Submitted to: ASAE Annual International Meeting
Publication Type: Proceedings
Publication Acceptance Date: July 30, 2002
Publication Date: July 30, 2002
Citation: Lawrence, K.C., Park, B., Smith, D.P., Windham, W.R., Feldner, P.W. 2002. Hyperspectral system calibration for improved contaminant detection on poultry carcasses. American Society of Agricultural Engineers Annual International Meeting.
Interpretive Summary: An imaging camera system was developed to detect contamination on poultry carcasses. The imaging system is known as a hyperspectral imaging system, which can measure the light intensity over a range of wavelengths for every dot, or pixel, of a digital image. Since this camera was a research tool, a calibration protocol was developed earlier. This paper evaluates the effects camera calibration and spectral smoothing have on sensing fecal contaminants on poultry carcasses. Spectral smoothing is a running average of spectra, in this work spectra is averaged over 20 nm. Four data pre-processing techniques were evaluated for the number of fecal and ingesta contaminants actually detected and the number of non-fecal or non-ingesta carcass features falsely identified as contaminants. The four pre-processing treatments were (1) no calibration, no spectral smoothing; (2) no calibration, spectral smoothing; (3) calibration, no spectral smoothing; and (4) calibration, spectral smoothing. Results on 64 corn fed birds indicated that the calibration with spectral smoothing was significantly better than the other three pre-processing methods for detecting fecal contaminants while minimizing false contaminant identifications. Now all future research with this type system will utilize calibration and spectral smoothing.
A hyperspectral imaging system was used to detect surface contaminants on 64 poultry carcasses fed a corn/soybean diet and subjected to a 53.3 degree C scald for 120 s.
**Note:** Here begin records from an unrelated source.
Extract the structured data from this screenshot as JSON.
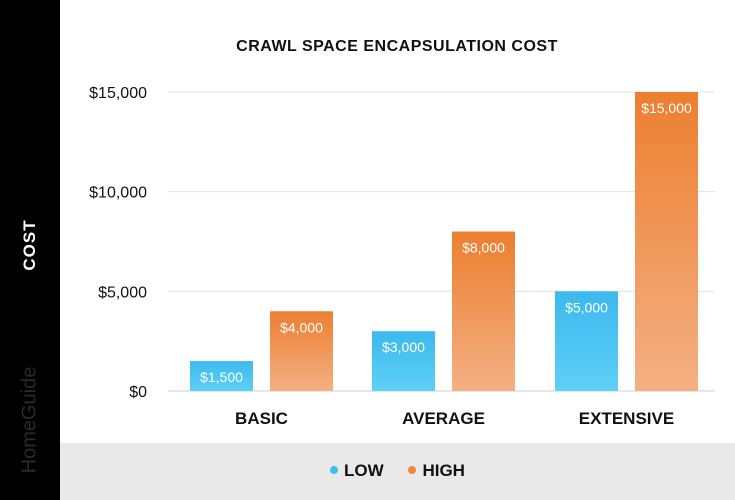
{
  "chart_data": {
    "type": "bar",
    "title": "CRAWL SPACE ENCAPSULATION COST",
    "ylabel": "COST",
    "xlabel": "",
    "categories": [
      "BASIC",
      "AVERAGE",
      "EXTENSIVE"
    ],
    "series": [
      {
        "name": "LOW",
        "values": [
          1500,
          3000,
          5000
        ],
        "labels": [
          "$1,500",
          "$3,000",
          "$5,000"
        ],
        "color": "#3bbfef"
      },
      {
        "name": "HIGH",
        "values": [
          4000,
          8000,
          15000
        ],
        "labels": [
          "$4,000",
          "$8,000",
          "$15,000"
        ],
        "color": "#ee8a3e"
      }
    ],
    "yticks": [
      {
        "value": 0,
        "label": "$0"
      },
      {
        "value": 5000,
        "label": "$5,000"
      },
      {
        "value": 10000,
        "label": "$10,000"
      },
      {
        "value": 15000,
        "label": "$15,000"
      }
    ],
    "ylim": [
      0,
      15000
    ],
    "grid": true,
    "legend_placement": "bottom"
  },
  "brand": "HomeGuide",
  "colors": {
    "low": "#3bbfef",
    "high": "#ee8a3e",
    "sidebar": "#000000",
    "footer": "#e9e9e9"
  }
}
Hyperspectral data were analyzed with four pre-processing methods consisting of: uncalibrated data without spectral smoothing (uncalibrated raw); uncalibrated data with 20-nm spectral smoothing (uncalibrated smooth); percent reflectance calibrated data without spectral smoothing (calibrated raw); and percent reflectance calibrated data with 20-nm spectral smoothing (calibrated smooth). A common image-processing algorithm was then applied to each pre-processing method which included applying a background mask to the ratio a 565-nm image divided by a 517-nm image, and finally applying a fecal threshold. The results were then compared.
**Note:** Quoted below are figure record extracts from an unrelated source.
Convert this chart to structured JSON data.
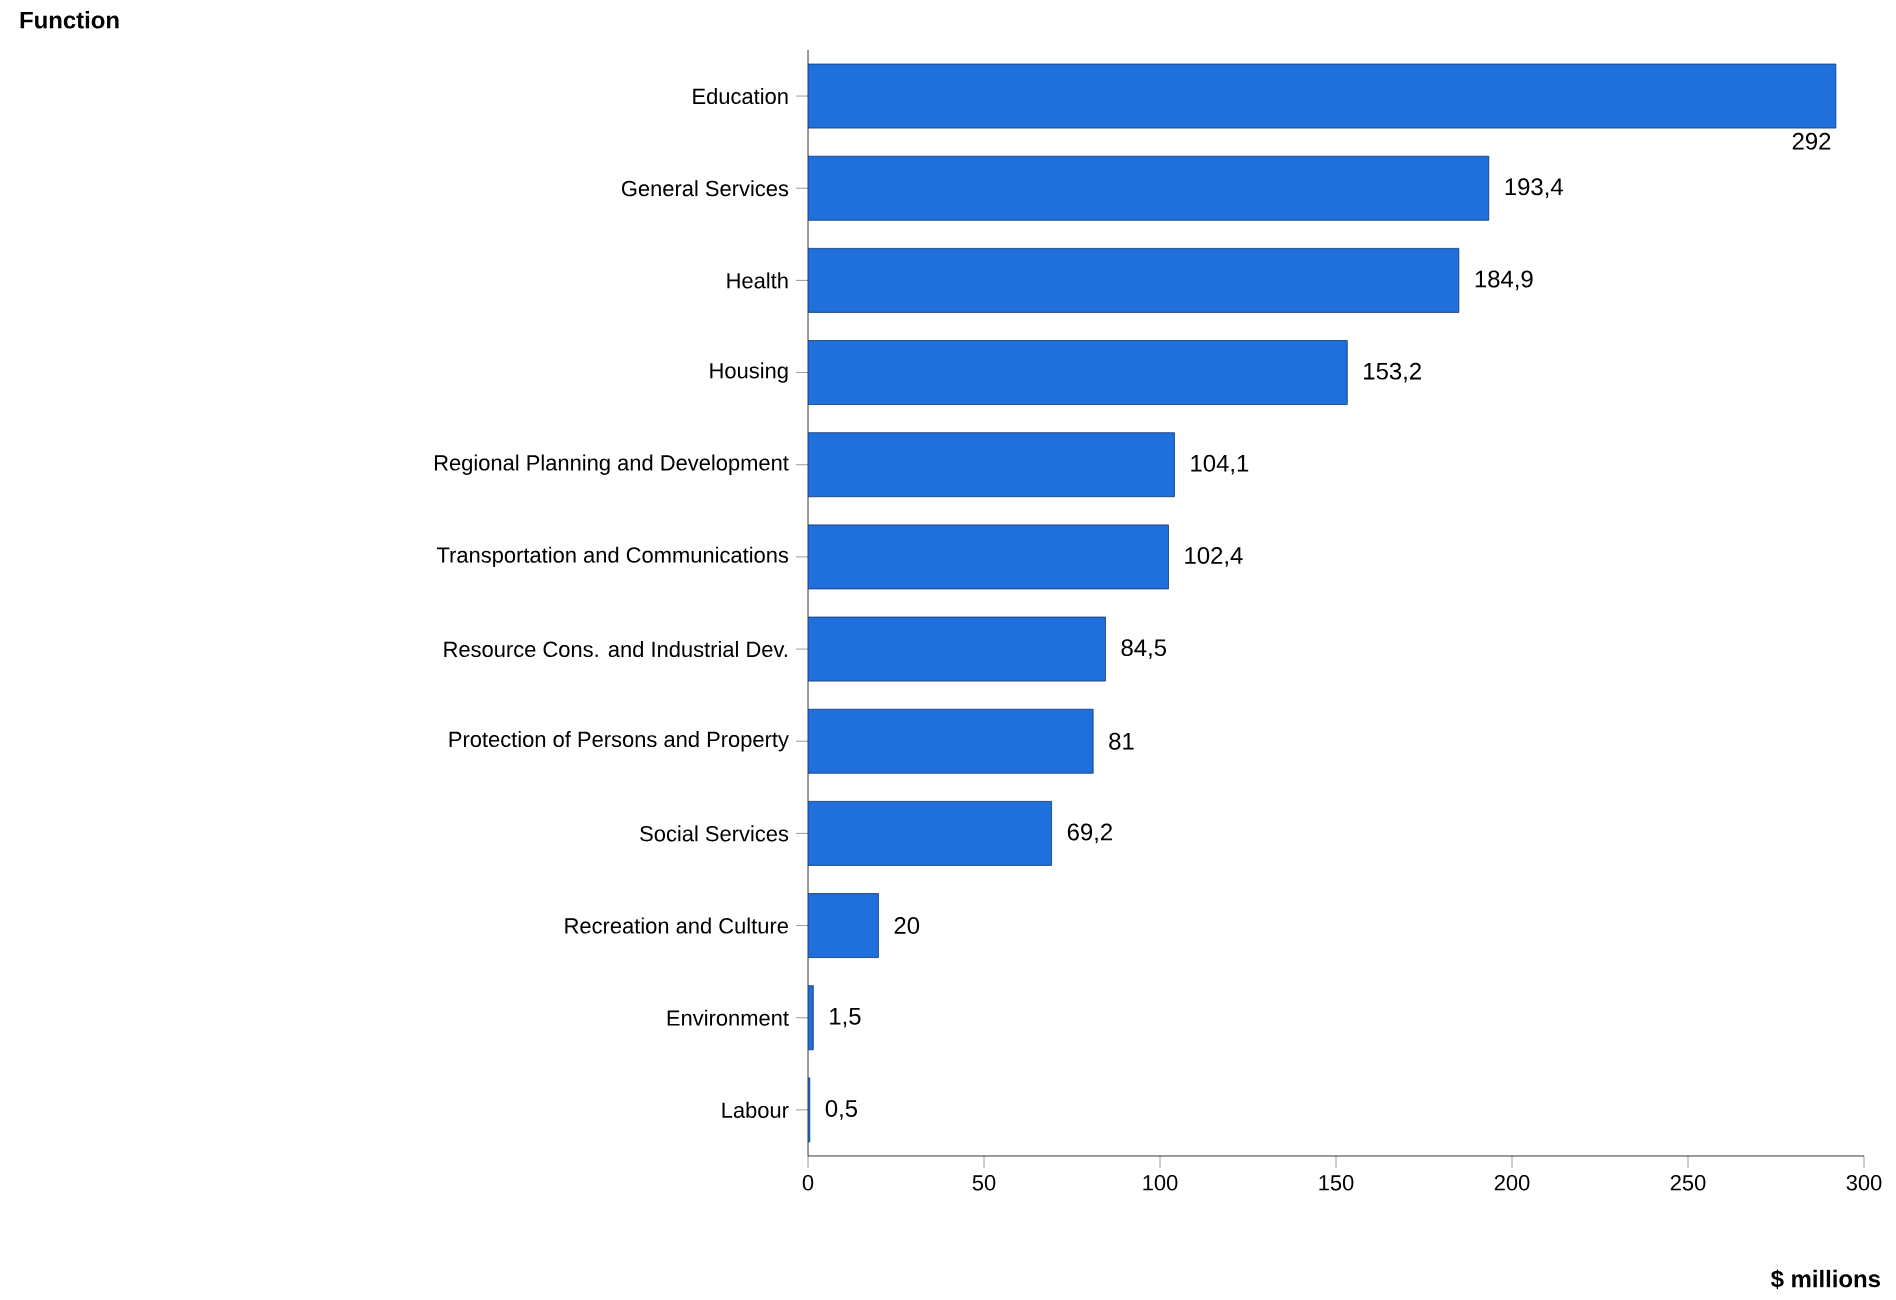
{
  "chart_data": {
    "type": "bar",
    "orientation": "horizontal",
    "xlabel": "$ millions",
    "annotations": [
      "Function"
    ],
    "categories": [
      "Education",
      "General Services",
      "Health",
      "Housing",
      "Regional Planning and Development",
      "Transportation and Communications",
      "Resource Cons. and Industrial Dev.",
      "Protection of Persons and Property",
      "Social Services",
      "Recreation and Culture",
      "Environment",
      "Labour"
    ],
    "values": [
      292,
      193.4,
      184.9,
      153.2,
      104.1,
      102.4,
      84.5,
      81,
      69.2,
      20,
      1.5,
      0.5
    ],
    "value_labels": [
      "292",
      "193,4",
      "184,9",
      "153,2",
      "104,1",
      "102,4",
      "84,5",
      "81",
      "69,2",
      "20",
      "1,5",
      "0,5"
    ],
    "color": "#1f6fdc",
    "xlim": [
      0,
      300
    ],
    "xticks": [
      0,
      50,
      100,
      150,
      200,
      250,
      300
    ],
    "grid": false
  }
}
The calibrated smooth method was the best pre-processing method for contaminant detection. This is based on a high accuracy of 96.2% for predicting surface contaminants (although not significantly different [p<0.05] from two of the other methods) and significantly less (p<0.05) false positives (147). About 74% of the false positives identified by this method were from feather and boundary features of the carcass. Since only two wavelengths were used in the image-processing algorithm, it is suggested that another wavelength be examined that would identify feathers and thus, eliminate those false positives. The boundary features, which were identified as false positives, can be removed by slightly increasing the mask threshold which would prevent them from being included in the analysis.